Scientific classification
- Kingdom: Animalia
- Phylum: Chordata
- Class: Amphibia
- Order: Anura
- Family: Myobatrachidae
- Genus: Mixophyes
- Species: M. fasciolatus
- Binomial name: Mixophyes fasciolatus Gunther, 1864

= Great barred frog =

- Genus: Mixophyes
- Species: fasciolatus
- Authority: Gunther, 1864
- Conservation status: LC

Species of amphibian

The great barred frog (Mixophyes fasciolatus) is an Australian ground-dwelling frog of the genus Mixophyes.

==Description==

The great barred frog reaches a size of 8 centimetres and has large, powerful legs. It has a dark brown dorsal surface and a white ventral surface. The thighs are yellow blotched with black and it has parallel black bars along the legs. A dark line begins at the snout, passes through the eye and over the tympanum, and bends down behind the tympanum. Its feet are fully webbed and hands completely un-webbed. Its eyes are on top of the head and the tympanum is visible.

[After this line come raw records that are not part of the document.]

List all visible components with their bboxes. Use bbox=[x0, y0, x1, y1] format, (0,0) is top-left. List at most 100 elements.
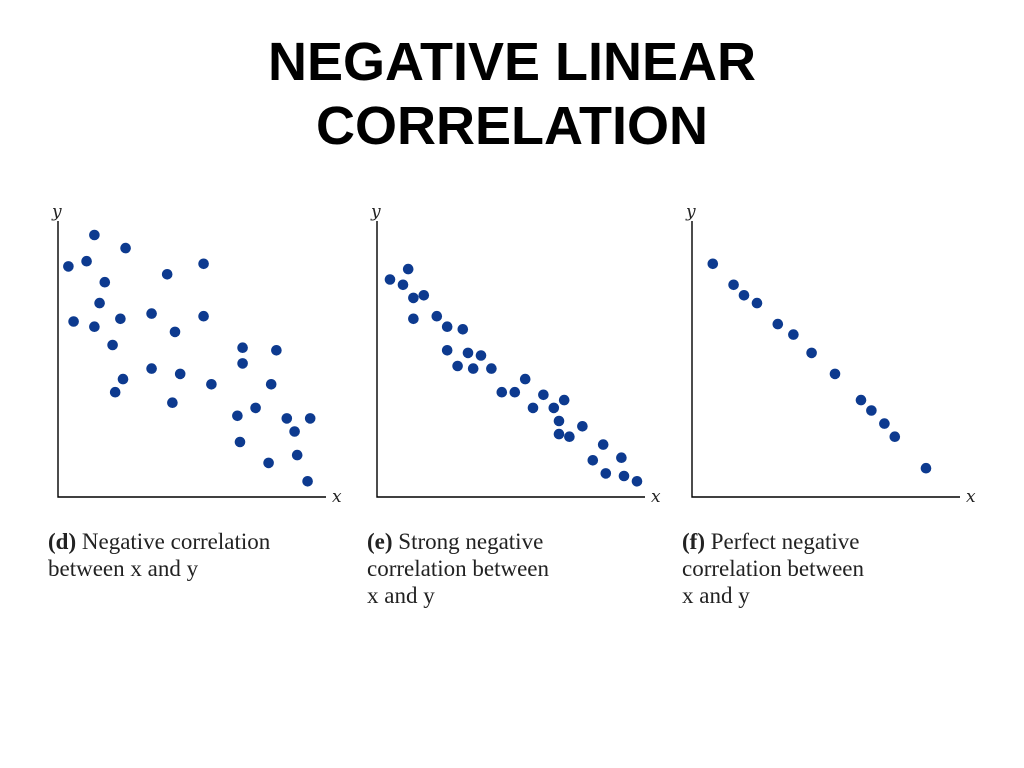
caption-line-f-1: Perfect negative bbox=[710, 529, 860, 554]
caption-line-e-3: x and y bbox=[367, 583, 435, 608]
data-point-f-6 bbox=[788, 329, 799, 340]
data-point-d-20 bbox=[198, 310, 209, 322]
data-point-e-9 bbox=[441, 345, 453, 356]
x-axis-label-f: x bbox=[966, 487, 976, 507]
data-point-d-29 bbox=[271, 345, 282, 356]
data-point-e-4 bbox=[408, 292, 419, 304]
data-point-e-21 bbox=[548, 402, 560, 414]
caption-line-e-1: Strong negative bbox=[398, 529, 544, 554]
data-point-d-17 bbox=[169, 326, 181, 338]
data-point-e-29 bbox=[600, 468, 612, 479]
data-point-d-4 bbox=[89, 229, 100, 241]
caption-line-d-1: Negative correlation bbox=[81, 529, 271, 554]
slide-title-line-1: NEGATIVE LINEAR bbox=[267, 32, 757, 92]
data-point-d-2 bbox=[68, 316, 79, 327]
data-point-e-2 bbox=[397, 279, 409, 291]
data-point-f-13 bbox=[920, 462, 932, 474]
data-point-e-8 bbox=[441, 321, 453, 332]
data-point-f-2 bbox=[728, 279, 739, 291]
data-point-d-12 bbox=[120, 242, 131, 254]
data-point-e-30 bbox=[616, 452, 627, 463]
data-point-f-11 bbox=[879, 418, 890, 429]
data-point-f-10 bbox=[866, 405, 877, 416]
data-point-f-3 bbox=[738, 290, 750, 301]
scatter-plot-d: yx bbox=[51, 202, 342, 507]
caption-f: (f) Perfect negative correlation between… bbox=[682, 528, 1012, 609]
data-point-e-25 bbox=[564, 431, 575, 442]
y-axis-label-d: y bbox=[51, 202, 62, 222]
y-axis-label-e: y bbox=[370, 202, 381, 222]
data-point-e-7 bbox=[431, 310, 443, 322]
x-axis-label-d: x bbox=[332, 487, 342, 507]
data-point-d-23 bbox=[234, 436, 246, 448]
data-point-f-12 bbox=[889, 431, 901, 442]
caption-tag-f: (f) bbox=[682, 529, 705, 554]
data-point-e-17 bbox=[509, 386, 521, 398]
data-point-d-7 bbox=[99, 276, 111, 288]
caption-tag-d: (d) bbox=[48, 529, 77, 554]
data-point-e-1 bbox=[384, 274, 396, 285]
y-axis-label-f: y bbox=[685, 202, 696, 222]
axes-e bbox=[376, 221, 645, 498]
data-point-e-26 bbox=[577, 421, 588, 432]
x-axis-label-e: x bbox=[651, 487, 661, 507]
data-point-d-26 bbox=[250, 402, 261, 414]
data-point-e-24 bbox=[558, 394, 570, 406]
slide-title: NEGATIVE LINEAR CORRELATION bbox=[0, 30, 1024, 158]
data-point-d-6 bbox=[94, 297, 105, 309]
data-point-d-25 bbox=[237, 358, 248, 369]
data-point-d-27 bbox=[263, 457, 274, 469]
data-point-d-34 bbox=[304, 413, 316, 424]
data-point-f-5 bbox=[772, 318, 784, 330]
data-point-e-18 bbox=[519, 373, 531, 385]
caption-line-d-2: between x and y bbox=[48, 556, 199, 581]
data-point-e-11 bbox=[457, 324, 469, 335]
caption-e: (e) Strong negative correlation between … bbox=[367, 528, 697, 609]
data-point-e-12 bbox=[462, 347, 474, 359]
data-point-d-16 bbox=[167, 397, 178, 408]
data-point-e-5 bbox=[408, 313, 419, 325]
data-point-d-33 bbox=[302, 476, 313, 487]
data-point-d-13 bbox=[146, 308, 157, 319]
data-point-d-14 bbox=[146, 363, 157, 374]
data-point-e-23 bbox=[553, 428, 565, 440]
data-point-e-3 bbox=[402, 263, 414, 275]
data-point-d-11 bbox=[117, 373, 129, 385]
data-point-d-30 bbox=[281, 413, 293, 424]
data-point-f-8 bbox=[829, 368, 841, 380]
data-point-e-31 bbox=[618, 470, 630, 482]
data-point-d-18 bbox=[174, 368, 186, 380]
data-point-d-21 bbox=[206, 379, 217, 390]
data-point-e-10 bbox=[452, 360, 463, 372]
data-point-d-32 bbox=[291, 449, 303, 461]
data-point-e-22 bbox=[553, 415, 565, 427]
data-point-d-19 bbox=[198, 258, 209, 270]
scatter-plot-f: yx bbox=[685, 202, 976, 507]
data-point-e-6 bbox=[418, 290, 430, 301]
data-point-e-32 bbox=[631, 476, 643, 487]
caption-line-e-2: correlation between bbox=[367, 556, 549, 581]
data-point-f-7 bbox=[806, 347, 817, 359]
data-point-d-10 bbox=[115, 313, 126, 325]
data-point-e-28 bbox=[597, 439, 609, 450]
data-point-e-14 bbox=[475, 350, 487, 361]
scatter-plot-e: yx bbox=[370, 202, 661, 507]
data-point-d-31 bbox=[289, 426, 300, 437]
data-point-e-20 bbox=[538, 389, 549, 401]
data-point-e-19 bbox=[527, 402, 539, 414]
data-point-e-16 bbox=[496, 386, 508, 398]
data-point-d-24 bbox=[237, 342, 248, 353]
caption-line-f-3: x and y bbox=[682, 583, 750, 608]
data-point-e-15 bbox=[486, 363, 497, 374]
data-point-d-28 bbox=[265, 379, 277, 390]
data-point-d-5 bbox=[89, 321, 100, 332]
axes-d bbox=[57, 221, 326, 498]
slide-title-line-2: CORRELATION bbox=[316, 96, 708, 156]
data-point-d-15 bbox=[161, 269, 173, 280]
data-point-e-13 bbox=[467, 363, 479, 374]
data-point-d-22 bbox=[232, 410, 243, 422]
data-point-d-3 bbox=[81, 255, 92, 267]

The tadpoles are quite large, reaching 8.5 centimetres long, and are grey-brown or gold-brown in colour.

==Ecology and behaviour==
The great barred frog is a ground-dwelling frog which inhabits rainforests, Antarctic beech forests, or wet sclerophyll forests. This frog breeds in both streams and ponds, and it calls from the surrounding land. All the other frogs of the genus Mixophyes breed only in streams. The mating call is a very loud "wark-wark-wark" which is occasionally followed by a softer, slow trill "bwaaark-bwaaark".

The male and female great barred frog will enter the water for amplexus. After laying the eggs, the female will flick them onto the bank for development. The eggs will then be washed into the stream or pond after the first rain and hatch into tadpoles. The tadpoles take around 12 months to develop into frogs.

The great barred frog is almost always found near running water. Its powerful legs, and webbed feet allow it to escape predation by hopping large distances into water and quickly swimming away.

==As a pet==
In Australia this animal can be kept in captivity with the appropriate permit.